Figure 2 Admixture in Bronze Age Levantine Populations
The PCA shows that Sidon_BA clusters with three individuals from Early Bronze Age Jordan (Jordan_BA) found in a cave above the Neolithic site of ‘Ain Ghazal and probably associated with an Early Bronze Age village close to the site.13 This suggests that people from the highly differentiated urban culture on the Levant coast and inland people with different modes of subsistence were nevertheless genetically similar, supporting previous reports that the different cultural groups who inhabited the Levant during the Bronze Age, such as the Ammonites, Moabites, Israelites, and Phoenicians, each achieved their own cultural identities but all shared a common genetic and ethnic root with Canaanites.15 Lazaridis et al.13 reported that Jordan_BA can be modeled as mixture of Neolithic Levant (Levant_N) and Chalcolithic Iran (Iran_ChL). We computed the statistic f4(Levant_N, Sidon_BA; Ancient Eurasian, Chimpanzee) and found that populations from the Caucasus and ancient Iran shared more alleles with Sidon_BA than with Neolithic Levant (Figure 2A and S10). We then used qpAdm8 (with parameter allsnps: YES) to test whether Sidon_BA can be modeled as mixture of Levant_N and any other ancient population in the dataset and found good support for the model of Sidon_BA being a mixture of Levant_N (48.4% ± 4.2%) and Iran_ChL (51.6% ± 4.2%) (Figure 2B; Table S3).
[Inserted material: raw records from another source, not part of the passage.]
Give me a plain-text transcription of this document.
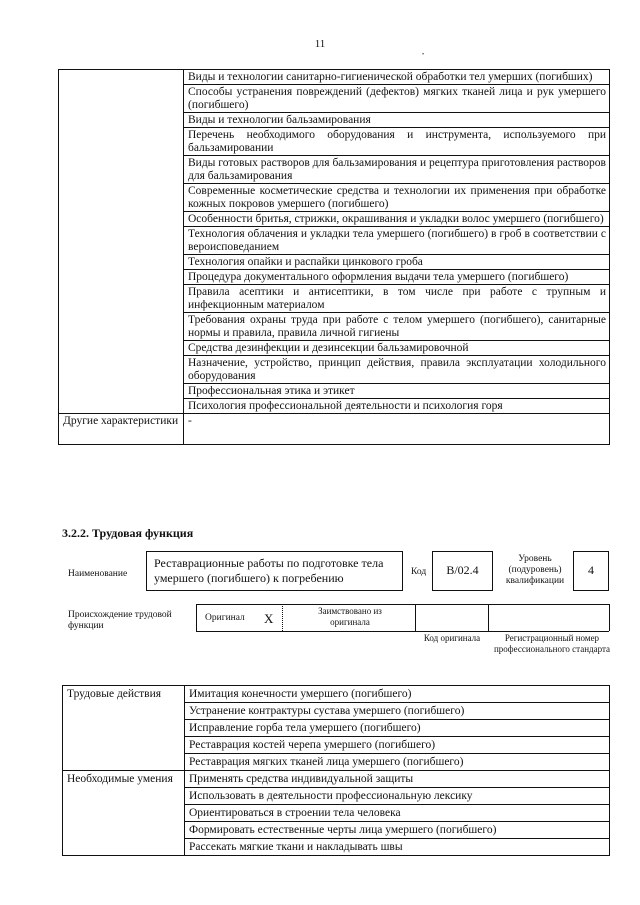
11
•
	Виды и технологии санитарно-гигиенической обработки тел умерших (погибших)
	Способы устранения повреждений (дефектов) мягких тканей лица и рук умершего (погибшего)
	Виды и технологии бальзамирования
	Перечень необходимого оборудования и инструмента, используемого при бальзамировании
	Виды готовых растворов для бальзамирования и рецептура приготовления растворов для бальзамирования
	Современные косметические средства и технологии их применения при обработке кожных покровов умершего (погибшего)
	Особенности бритья, стрижки, окрашивания и укладки волос умершего (погибшего)
	Технология облачения и укладки тела умершего (погибшего) в гроб в соответствии с вероисповеданием
	Технология опайки и распайки цинкового гроба
	Процедура документального оформления выдачи тела умершего (погибшего)
	Правила асептики и антисептики, в том числе при работе с трупным и инфекционным материалом
	Требования охраны труда при работе с телом умершего (погибшего), санитарные нормы и правила, правила личной гигиены
	Средства дезинфекции и дезинсекции бальзамировочной
	Назначение, устройство, принцип действия, правила эксплуатации холодильного оборудования
	Профессиональная этика и этикет
	Психология профессиональной деятельности и психология горя
Другие характеристики	-
3.2.2. Трудовая функция
Наименование
Реставрационные работы по подготовке тела умершего (погибшего) к погребению	Код	B/02.4
Уровень (подуровень) квалификации
4
Происхождение трудовой функции
Оригинал X	Заимствовано из оригинала
Код оригинала	Регистрационный номер профессионального стандарта
Трудовые действия	Имитация конечности умершего (погибшего)
	Устранение контрактуры сустава умершего (погибшего)
	Исправление горба тела умершего (погибшего)
	Реставрация костей черепа умершего (погибшего)
	Реставрация мягких тканей лица умершего (погибшего)
Необходимые умения	Применять средства индивидуальной защиты
	Использовать в деятельности профессиональную лексику
	Ориентироваться в строении тела человека
	Формировать естественные черты лица умершего (погибшего)
	Рассекать мягкие ткани и накладывать швы
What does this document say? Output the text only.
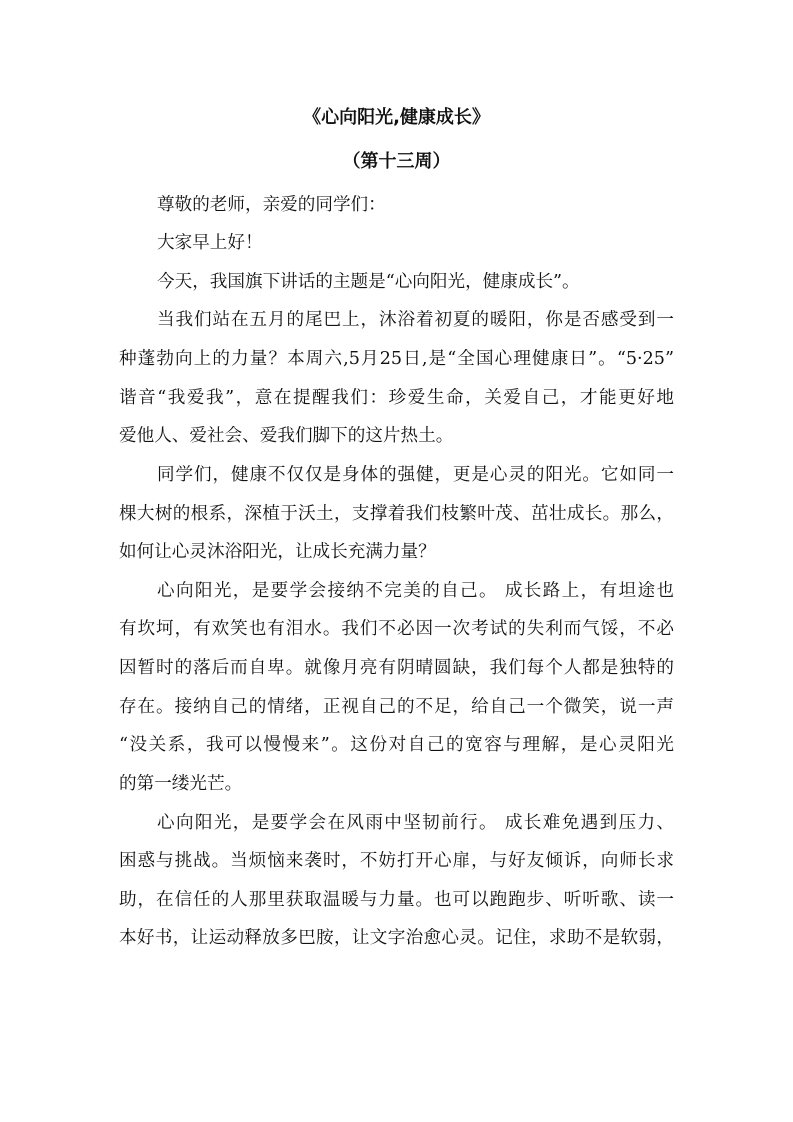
《心向阳光,健康成长》
（第十三周）
尊敬的老师，亲爱的同学们：
大家早上好！
今天，我国旗下讲话的主题是“心向阳光，健康成长”。
当我们站在五月的尾巴上，沐浴着初夏的暖阳，你是否感受到一
种蓬勃向上的力量？本周六,5月25日,是“全国心理健康日”。“5·25”
谐音“我爱我”，意在提醒我们：珍爱生命，关爱自己，才能更好地
爱他人、爱社会、爱我们脚下的这片热土。
同学们，健康不仅仅是身体的强健，更是心灵的阳光。它如同一
棵大树的根系，深植于沃土，支撑着我们枝繁叶茂、茁壮成长。那么，
如何让心灵沐浴阳光，让成长充满力量？
心向阳光，是要学会接纳不完美的自己。 成长路上，有坦途也
有坎坷，有欢笑也有泪水。我们不必因一次考试的失利而气馁，不必
因暂时的落后而自卑。就像月亮有阴晴圆缺，我们每个人都是独特的
存在。接纳自己的情绪，正视自己的不足，给自己一个微笑，说一声
“没关系，我可以慢慢来”。这份对自己的宽容与理解，是心灵阳光
的第一缕光芒。
心向阳光，是要学会在风雨中坚韧前行。 成长难免遇到压力、
困惑与挑战。当烦恼来袭时，不妨打开心扉，与好友倾诉，向师长求
助，在信任的人那里获取温暖与力量。也可以跑跑步、听听歌、读一
本好书，让运动释放多巴胺，让文字治愈心灵。记住，求助不是软弱，
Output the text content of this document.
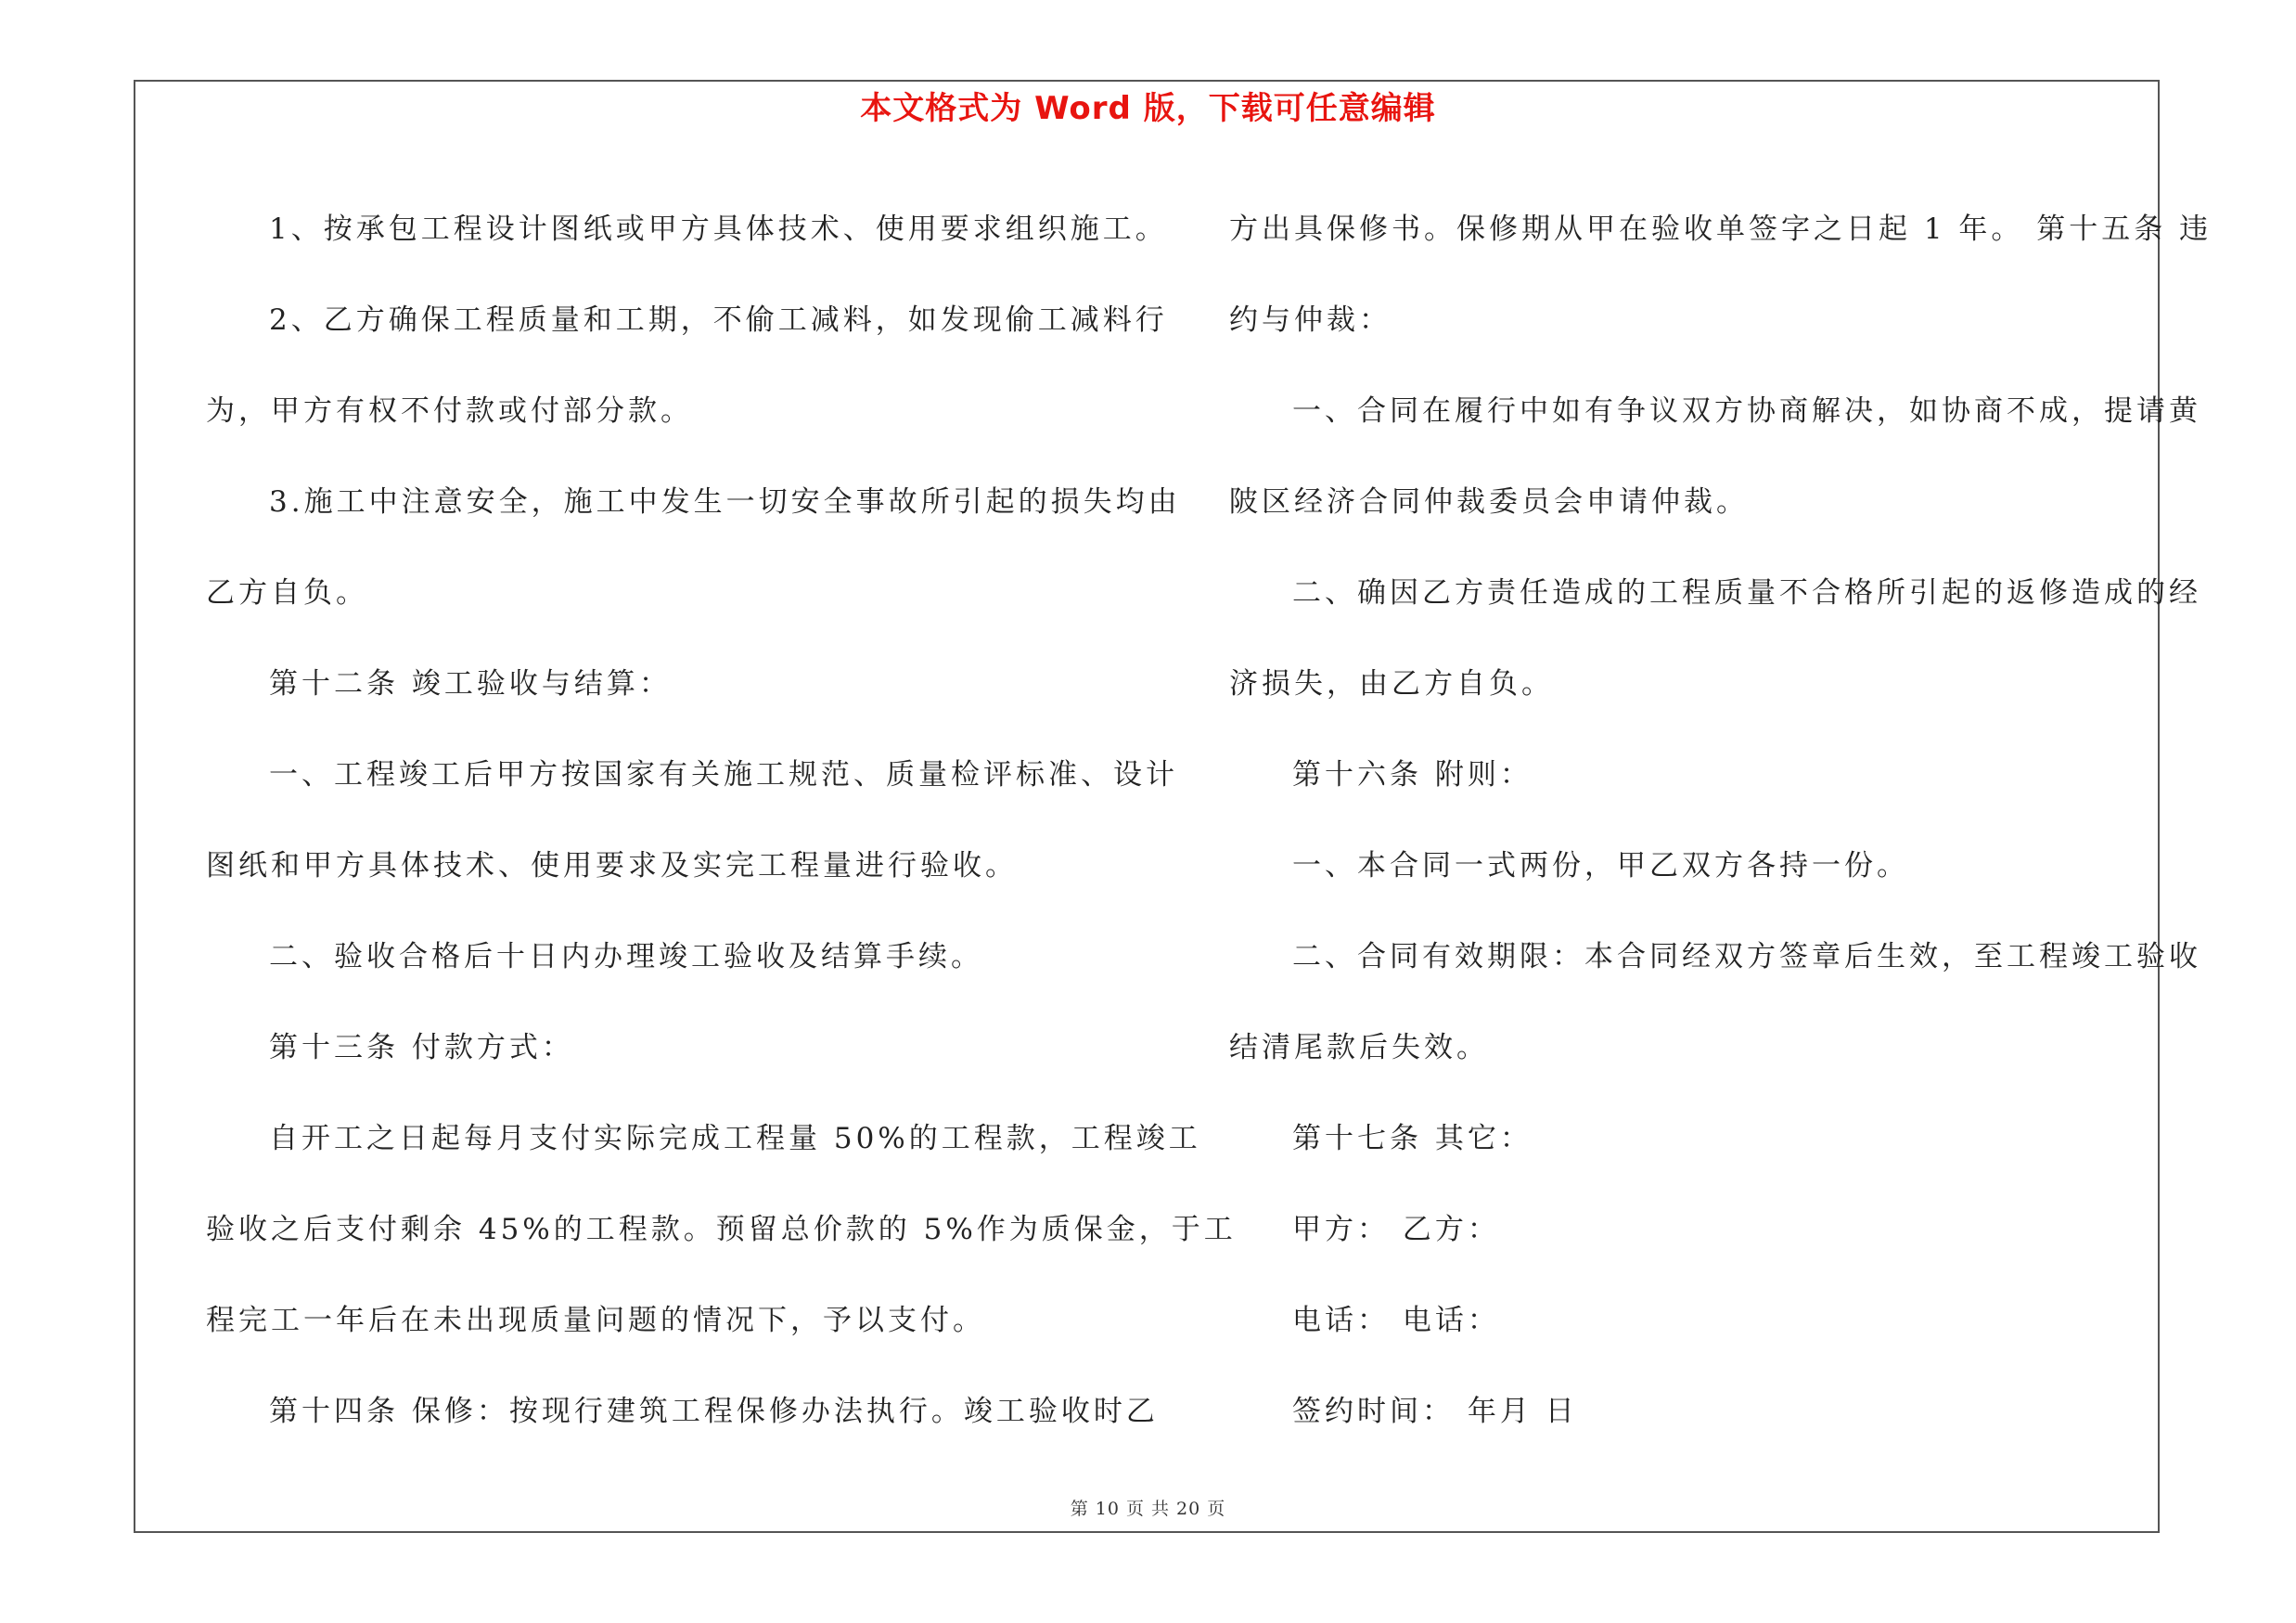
本文格式为 Word 版，下载可任意编辑

1、按承包工程设计图纸或甲方具体技术、使用要求组织施工。

2、乙方确保工程质量和工期，不偷工减料，如发现偷工减料行

为，甲方有权不付款或付部分款。

3.施工中注意安全，施工中发生一切安全事故所引起的损失均由

乙方自负。

第十二条 竣工验收与结算：

一、工程竣工后甲方按国家有关施工规范、质量检评标准、设计

图纸和甲方具体技术、使用要求及实完工程量进行验收。

二、验收合格后十日内办理竣工验收及结算手续。

第十三条 付款方式：

自开工之日起每月支付实际完成工程量 50%的工程款，工程竣工

验收之后支付剩余 45%的工程款。预留总价款的 5%作为质保金，于工

程完工一年后在未出现质量问题的情况下，予以支付。

第十四条 保修：按现行建筑工程保修办法执行。竣工验收时乙

方出具保修书。保修期从甲在验收单签字之日起 1 年。 第十五条 违

约与仲裁：

一、合同在履行中如有争议双方协商解决，如协商不成，提请黄

陂区经济合同仲裁委员会申请仲裁。

二、确因乙方责任造成的工程质量不合格所引起的返修造成的经

济损失，由乙方自负。

第十六条 附则：

一、本合同一式两份，甲乙双方各持一份。

二、合同有效期限：本合同经双方签章后生效，至工程竣工验收

结清尾款后失效。

第十七条 其它：

甲方： 乙方：

电话： 电话：

签约时间： 年月 日

第 10 页 共 20 页
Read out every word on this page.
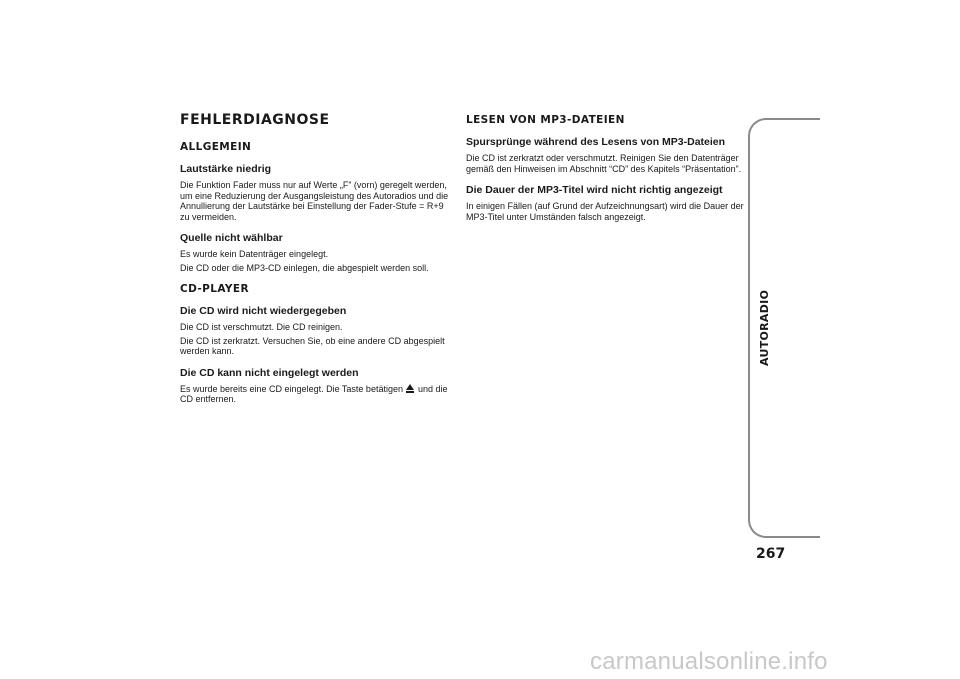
FEHLERDIAGNOSE
ALLGEMEIN
Lautstärke niedrig
Die Funktion Fader muss nur auf Werte „F” (vorn) geregelt werden, um eine Reduzierung der Ausgangsleistung des Autoradios und die Annullierung der Lautstärke bei Einstellung der Fader-Stufe = R+9 zu vermeiden.
Quelle nicht wählbar
Es wurde kein Datenträger eingelegt.
Die CD oder die MP3-CD einlegen, die abgespielt werden soll.
CD-PLAYER
Die CD wird nicht wiedergegeben
Die CD ist verschmutzt. Die CD reinigen.
Die CD ist zerkratzt. Versuchen Sie, ob eine andere CD abgespielt werden kann.
Die CD kann nicht eingelegt werden
Es wurde bereits eine CD eingelegt. Die Taste betätigen  und die CD entfernen.
LESEN VON MP3-DATEIEN
Spursprünge während des Lesens von MP3-Dateien
Die CD ist zerkratzt oder verschmutzt. Reinigen Sie den Datenträger gemäß den Hinweisen im Abschnitt “CD” des Kapitels “Präsentation”.
Die Dauer der MP3-Titel wird nicht richtig angezeigt
In einigen Fällen (auf Grund der Aufzeichnungsart) wird die Dauer der MP3-Titel unter Umständen falsch angezeigt.
AUTORADIO
267
carmanualsonline.info
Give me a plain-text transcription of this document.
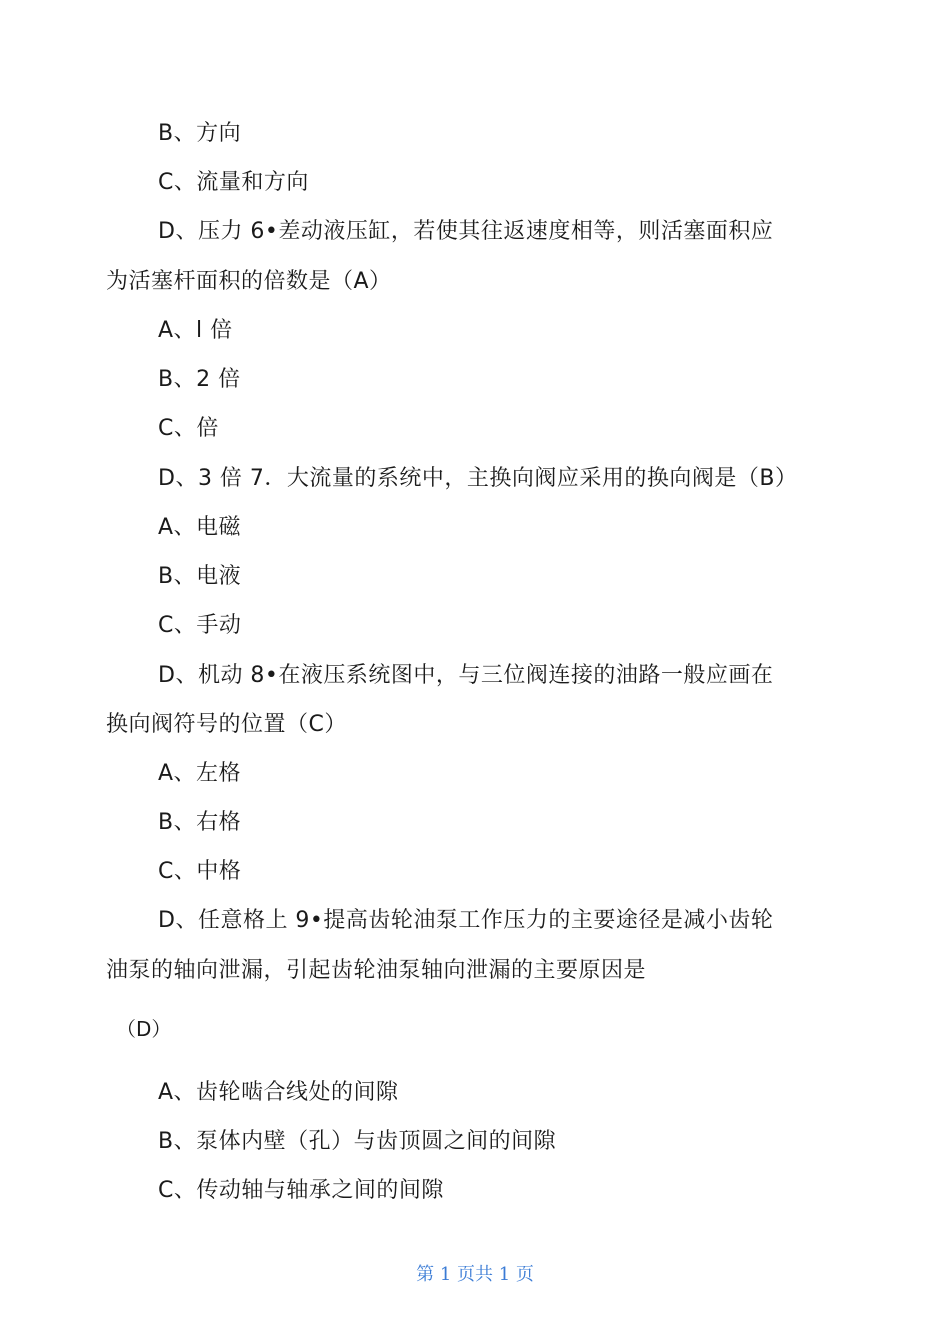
B、方向
C、流量和方向
D、压力 6•差动液压缸，若使其往返速度相等，则活塞面积应
为活塞杆面积的倍数是（A）
A、l 倍
B、2 倍
C、倍
D、3 倍 7．大流量的系统中，主换向阀应采用的换向阀是（B）
A、电磁
B、电液
C、手动
D、机动 8•在液压系统图中，与三位阀连接的油路一般应画在
换向阀符号的位置（C）
A、左格
B、右格
C、中格
D、任意格上 9•提高齿轮油泵工作压力的主要途径是减小齿轮
油泵的轴向泄漏，引起齿轮油泵轴向泄漏的主要原因是
（D）
A、齿轮啮合线处的间隙
B、泵体内壁（孔）与齿顶圆之间的间隙
C、传动轴与轴承之间的间隙
第 1 页共 1 页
In addition, the two Sidon_BA males carried the Y-chromosome haplogroups45 J-P58 (J1a2b) and J-M12 (J2b) (Tables 1 and S4; Figure S11), both common male lineages in the Near East today. Haplogroup J-P58 is frequent in the Arabian peninsula with proposed origins in the Zagros/Taurus mountain region.46 It forms the vast majority of the Y chromosomes in southwestern Mesopotamia and reaches particularly high frequencies (74.1%) in Marsh Arabs in Iraq.47 On the other hand, haplogroup J-M12 is widespread at low frequency from the Balkans to India and the Himalayas, with Albanians having the highest proportions (14.3%).48 We compiled frequencies of Y-chromosome haplogroups in this geographical area and their changes over time in a dataset of ancient and modern Levantine populations (Figure S12), and note, similarly to Lazaridis et al.,13 that haplogroup J was absent in all Natufian and Neolithic Levant male individuals examined thus far, but emerged during the Bronze Age in Lebanon and Jordan along with ancestry related to Iran_ChL. All five Sidon_BA individuals had different mitochondrial DNA haplotypes49 (Table 1), belonging to paragroups common in present-day Lebanon and nearby regions (Table S5) but with additional derived variants not observed in our present-day Lebanese dataset.